Realisation of the Guide AVEC
The AVEC approach was created by experienced experts who were involved in the research project Avec led by the Collectif pour un Québec sans pauvreté. It was important for them to spread their thoughts on supporting people living in poverty and on social exclusion in research.
Due to the stigmas and prejudices often affecting people living in poverty, they sometimes come to believe that they have little competence and knowledge. They may not be able to cope with work contexts that require a certain amount of rigour.
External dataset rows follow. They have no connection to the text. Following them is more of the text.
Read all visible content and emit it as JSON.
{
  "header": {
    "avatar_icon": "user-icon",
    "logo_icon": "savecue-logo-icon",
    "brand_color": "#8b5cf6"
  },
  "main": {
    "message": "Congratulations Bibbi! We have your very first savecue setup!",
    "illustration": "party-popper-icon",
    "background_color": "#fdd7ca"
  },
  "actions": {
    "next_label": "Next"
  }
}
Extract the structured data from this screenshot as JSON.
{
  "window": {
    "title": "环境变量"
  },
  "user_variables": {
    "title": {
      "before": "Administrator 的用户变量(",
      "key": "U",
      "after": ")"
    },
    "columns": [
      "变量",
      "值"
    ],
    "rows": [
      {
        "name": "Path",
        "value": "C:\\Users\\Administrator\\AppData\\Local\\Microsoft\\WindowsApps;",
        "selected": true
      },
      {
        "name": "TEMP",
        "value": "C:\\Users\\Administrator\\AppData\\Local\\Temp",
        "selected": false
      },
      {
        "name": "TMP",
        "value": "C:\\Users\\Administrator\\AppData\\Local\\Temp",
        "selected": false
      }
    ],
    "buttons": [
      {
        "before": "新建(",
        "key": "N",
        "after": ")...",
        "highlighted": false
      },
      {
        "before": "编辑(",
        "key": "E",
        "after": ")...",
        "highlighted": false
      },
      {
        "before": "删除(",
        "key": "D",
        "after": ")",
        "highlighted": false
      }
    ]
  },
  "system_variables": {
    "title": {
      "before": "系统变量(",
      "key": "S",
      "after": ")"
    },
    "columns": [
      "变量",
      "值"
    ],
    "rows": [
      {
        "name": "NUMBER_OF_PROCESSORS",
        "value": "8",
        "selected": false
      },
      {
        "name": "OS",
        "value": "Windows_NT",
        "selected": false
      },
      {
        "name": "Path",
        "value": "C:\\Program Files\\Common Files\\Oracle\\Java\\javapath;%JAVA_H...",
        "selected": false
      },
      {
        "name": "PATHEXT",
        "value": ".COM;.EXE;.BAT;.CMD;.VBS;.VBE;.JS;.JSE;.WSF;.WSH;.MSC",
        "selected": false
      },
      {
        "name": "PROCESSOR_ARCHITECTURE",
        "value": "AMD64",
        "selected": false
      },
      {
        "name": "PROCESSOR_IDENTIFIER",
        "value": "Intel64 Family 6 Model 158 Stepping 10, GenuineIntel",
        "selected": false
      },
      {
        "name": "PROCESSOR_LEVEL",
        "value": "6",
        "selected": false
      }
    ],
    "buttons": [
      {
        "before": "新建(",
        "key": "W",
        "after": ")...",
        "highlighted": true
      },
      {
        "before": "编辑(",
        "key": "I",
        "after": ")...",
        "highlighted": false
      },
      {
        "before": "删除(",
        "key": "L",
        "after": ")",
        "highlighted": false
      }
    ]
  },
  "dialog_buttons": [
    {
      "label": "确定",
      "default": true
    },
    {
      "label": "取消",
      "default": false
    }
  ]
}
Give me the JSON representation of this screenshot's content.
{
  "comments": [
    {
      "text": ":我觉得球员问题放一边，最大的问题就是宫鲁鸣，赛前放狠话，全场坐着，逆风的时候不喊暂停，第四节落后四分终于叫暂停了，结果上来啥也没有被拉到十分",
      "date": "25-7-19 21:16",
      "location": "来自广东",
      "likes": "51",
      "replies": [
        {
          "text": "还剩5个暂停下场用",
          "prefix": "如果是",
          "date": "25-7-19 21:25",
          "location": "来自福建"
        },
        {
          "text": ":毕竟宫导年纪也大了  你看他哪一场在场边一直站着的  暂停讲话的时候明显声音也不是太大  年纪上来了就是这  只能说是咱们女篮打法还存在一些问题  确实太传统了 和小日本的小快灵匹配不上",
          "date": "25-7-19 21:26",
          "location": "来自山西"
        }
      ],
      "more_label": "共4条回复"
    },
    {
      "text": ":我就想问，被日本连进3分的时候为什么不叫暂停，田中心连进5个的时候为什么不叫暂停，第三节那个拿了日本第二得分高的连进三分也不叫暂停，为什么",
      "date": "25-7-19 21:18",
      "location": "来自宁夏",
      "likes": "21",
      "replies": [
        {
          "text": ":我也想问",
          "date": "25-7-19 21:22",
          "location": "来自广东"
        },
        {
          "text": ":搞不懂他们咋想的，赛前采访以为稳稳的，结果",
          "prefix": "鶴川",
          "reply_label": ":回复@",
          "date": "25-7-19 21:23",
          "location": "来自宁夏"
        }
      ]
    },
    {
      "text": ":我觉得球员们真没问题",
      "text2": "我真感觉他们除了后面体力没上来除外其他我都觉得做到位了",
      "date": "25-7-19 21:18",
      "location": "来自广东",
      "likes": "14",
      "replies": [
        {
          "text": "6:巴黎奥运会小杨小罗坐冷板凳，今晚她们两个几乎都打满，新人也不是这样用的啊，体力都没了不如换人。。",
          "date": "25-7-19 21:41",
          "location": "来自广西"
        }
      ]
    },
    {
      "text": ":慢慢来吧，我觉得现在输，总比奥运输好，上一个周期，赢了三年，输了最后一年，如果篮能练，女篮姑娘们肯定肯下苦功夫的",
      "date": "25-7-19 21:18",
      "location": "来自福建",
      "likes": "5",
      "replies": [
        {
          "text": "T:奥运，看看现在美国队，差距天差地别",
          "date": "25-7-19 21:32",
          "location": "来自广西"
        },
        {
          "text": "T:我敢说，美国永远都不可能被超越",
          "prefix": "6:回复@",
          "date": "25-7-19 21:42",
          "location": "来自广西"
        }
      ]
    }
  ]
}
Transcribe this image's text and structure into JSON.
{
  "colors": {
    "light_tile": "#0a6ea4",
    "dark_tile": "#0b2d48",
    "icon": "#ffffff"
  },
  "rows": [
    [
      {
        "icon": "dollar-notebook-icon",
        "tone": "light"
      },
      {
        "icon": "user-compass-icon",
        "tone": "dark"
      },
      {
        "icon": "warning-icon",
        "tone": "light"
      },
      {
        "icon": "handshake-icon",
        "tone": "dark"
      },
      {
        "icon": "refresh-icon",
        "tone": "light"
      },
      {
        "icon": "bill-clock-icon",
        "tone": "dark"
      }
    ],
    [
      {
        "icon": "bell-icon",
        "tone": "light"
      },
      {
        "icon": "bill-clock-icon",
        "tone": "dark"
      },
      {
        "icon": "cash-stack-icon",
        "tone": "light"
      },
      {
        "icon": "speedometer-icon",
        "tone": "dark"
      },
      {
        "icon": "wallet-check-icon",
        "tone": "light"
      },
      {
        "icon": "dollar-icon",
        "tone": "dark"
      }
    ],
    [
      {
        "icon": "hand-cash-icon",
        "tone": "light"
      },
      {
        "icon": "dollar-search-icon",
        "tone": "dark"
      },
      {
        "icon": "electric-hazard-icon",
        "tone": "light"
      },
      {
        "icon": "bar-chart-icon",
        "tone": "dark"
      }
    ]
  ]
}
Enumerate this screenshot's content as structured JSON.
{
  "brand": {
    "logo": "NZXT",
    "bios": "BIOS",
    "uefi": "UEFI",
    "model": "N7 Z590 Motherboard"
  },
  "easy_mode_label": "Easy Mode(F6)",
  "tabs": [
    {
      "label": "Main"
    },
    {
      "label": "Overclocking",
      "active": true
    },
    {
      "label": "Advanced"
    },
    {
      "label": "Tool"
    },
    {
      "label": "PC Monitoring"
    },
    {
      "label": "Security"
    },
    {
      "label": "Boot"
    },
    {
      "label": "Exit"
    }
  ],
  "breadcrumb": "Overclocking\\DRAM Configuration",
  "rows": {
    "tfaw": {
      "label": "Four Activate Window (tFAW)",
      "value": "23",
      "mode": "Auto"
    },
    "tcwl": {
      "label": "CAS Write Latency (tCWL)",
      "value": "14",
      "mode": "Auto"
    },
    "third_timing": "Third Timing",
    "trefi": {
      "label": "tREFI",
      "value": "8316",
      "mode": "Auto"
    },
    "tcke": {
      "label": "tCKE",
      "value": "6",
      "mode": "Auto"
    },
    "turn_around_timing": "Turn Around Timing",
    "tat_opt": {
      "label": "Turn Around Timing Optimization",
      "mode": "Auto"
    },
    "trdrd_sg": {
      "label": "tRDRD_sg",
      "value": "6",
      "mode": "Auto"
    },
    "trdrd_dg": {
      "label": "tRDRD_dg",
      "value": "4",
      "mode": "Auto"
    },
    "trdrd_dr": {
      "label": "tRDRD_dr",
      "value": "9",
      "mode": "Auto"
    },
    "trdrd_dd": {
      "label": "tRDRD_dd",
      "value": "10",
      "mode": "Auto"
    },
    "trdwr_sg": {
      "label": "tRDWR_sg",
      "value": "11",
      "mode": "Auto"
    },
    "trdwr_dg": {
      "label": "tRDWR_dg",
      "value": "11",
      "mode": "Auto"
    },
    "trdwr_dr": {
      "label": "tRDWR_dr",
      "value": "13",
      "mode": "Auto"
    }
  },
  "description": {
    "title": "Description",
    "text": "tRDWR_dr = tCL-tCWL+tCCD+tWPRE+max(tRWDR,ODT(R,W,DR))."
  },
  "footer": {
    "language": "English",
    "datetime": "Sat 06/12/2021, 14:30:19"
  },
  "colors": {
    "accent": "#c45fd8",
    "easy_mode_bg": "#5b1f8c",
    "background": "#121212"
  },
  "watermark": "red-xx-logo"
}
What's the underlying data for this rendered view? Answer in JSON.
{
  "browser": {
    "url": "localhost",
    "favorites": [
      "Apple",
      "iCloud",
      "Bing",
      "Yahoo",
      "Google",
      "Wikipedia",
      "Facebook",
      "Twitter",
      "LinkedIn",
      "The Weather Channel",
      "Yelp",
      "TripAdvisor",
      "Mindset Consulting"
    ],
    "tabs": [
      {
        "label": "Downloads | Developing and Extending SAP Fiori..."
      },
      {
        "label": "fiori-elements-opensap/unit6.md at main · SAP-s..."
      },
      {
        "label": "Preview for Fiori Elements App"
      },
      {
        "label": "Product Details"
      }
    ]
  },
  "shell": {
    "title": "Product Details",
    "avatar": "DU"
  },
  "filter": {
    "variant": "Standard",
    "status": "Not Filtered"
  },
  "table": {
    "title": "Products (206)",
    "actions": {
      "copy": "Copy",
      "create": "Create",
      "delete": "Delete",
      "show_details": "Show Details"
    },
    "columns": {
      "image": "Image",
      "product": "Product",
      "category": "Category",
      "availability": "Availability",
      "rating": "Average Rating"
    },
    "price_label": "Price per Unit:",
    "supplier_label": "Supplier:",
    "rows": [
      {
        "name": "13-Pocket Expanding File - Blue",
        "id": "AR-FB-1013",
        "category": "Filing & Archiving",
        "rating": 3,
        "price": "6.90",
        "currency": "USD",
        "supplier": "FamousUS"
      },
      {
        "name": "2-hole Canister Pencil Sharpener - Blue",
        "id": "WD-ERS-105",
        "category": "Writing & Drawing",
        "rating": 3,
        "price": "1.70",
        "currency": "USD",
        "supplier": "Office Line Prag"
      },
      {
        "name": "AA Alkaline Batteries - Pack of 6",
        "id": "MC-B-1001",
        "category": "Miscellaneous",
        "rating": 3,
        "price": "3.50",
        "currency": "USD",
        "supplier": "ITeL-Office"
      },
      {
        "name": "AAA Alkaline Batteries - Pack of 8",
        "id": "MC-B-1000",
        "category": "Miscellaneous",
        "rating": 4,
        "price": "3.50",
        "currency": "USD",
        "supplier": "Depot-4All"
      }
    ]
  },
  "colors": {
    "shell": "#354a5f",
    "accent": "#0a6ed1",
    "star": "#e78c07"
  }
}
On the other hand, they have a truly significant analytical capacity to understand their reality (e.g. knowledge of the dynamics that maintain social issues).
The AVEC approach emphasizes that failing to involve the people concerned in social research on issues such as poverty and social exclusion hinders the development of appropriate interventions and that ignoring the expertise of the people concerned by the research project perpetuates power relations and exacerbates inequity.
Our society values the integration of the people concerned in research, but such people are not always supported to encourage their participation. Consequently, it is easy to fall into instrumentalization by limiting their role to providing testimony or cautionary social examples.
Using the guide to the AVEC approach, it is possible to reflect on the conditions that are favourable to the engagement of community members in a research process at different levels.
The AVEC approach values the knowledge of experiential experts, without prejudice, in order to achieve greater social equality. This approach expresses the importance of thinking, deciding and acting WITH the experiential experts.
Two logical encounters
However, acting together often means finding common ground between two different ways of approaching the reality of the people involved in the research (poverty-social exclusion).
Some call these two views square thinking and round thinking:
- Square thinking refers to more scientific and theoretical thinking.
- Round thinking is thinking related to experience. It is a more intuitive thinking, based on experience and perceptions that do not disregard emotion.
In other words, the AVEC approach promotes the convergence and reconciliation of these two ways of thinking by acknowledging them and their potential to broaden our collective analysis.
It is crucial to place experiential experts at the very heart of the research so that they can be part of the process. Not only as spectators, but as actors in their own right.
How the approach works
Using the AVEC approach guidebook, it is possible to reflect on the conditions that will promote involvement of the people targeted by the research process, at different levels. The guidebook underlines the importance of putting in place a form of contract that specifies;
- The roles and responsibilities of each person
- The values and principles of the approach
- Procedural rules (Decision-making)
- Ethical considerations (Confidentiality)
- The basic rules for supporting guidance
The AVEC approach promotes the presence of a facilitator during the research process so that he or she can identify difficult situations that may hinder the involvement of people with experience.
Practices applied in the participatory process
Several practices have been used during the process, but this does not mean that all of them should be applied. It is important to collectively judge which ones are applicable and necessary. Especially by consulting the people involved to validate and by inventing practices that can promote their engagement in research. Here is an exercise that can be done:
Here is an exercise that can be done with the people concerned, i.e. those experiencing poverty and social exclusion who are engaged in research. Working from the linked PDF document (, cut out the different sections and ask the people involved in the research to prioritize them. Collectively, they will have to discuss the practices that they consider important to implement. This reflection helps identify practices that may be relevant in a participatory research process.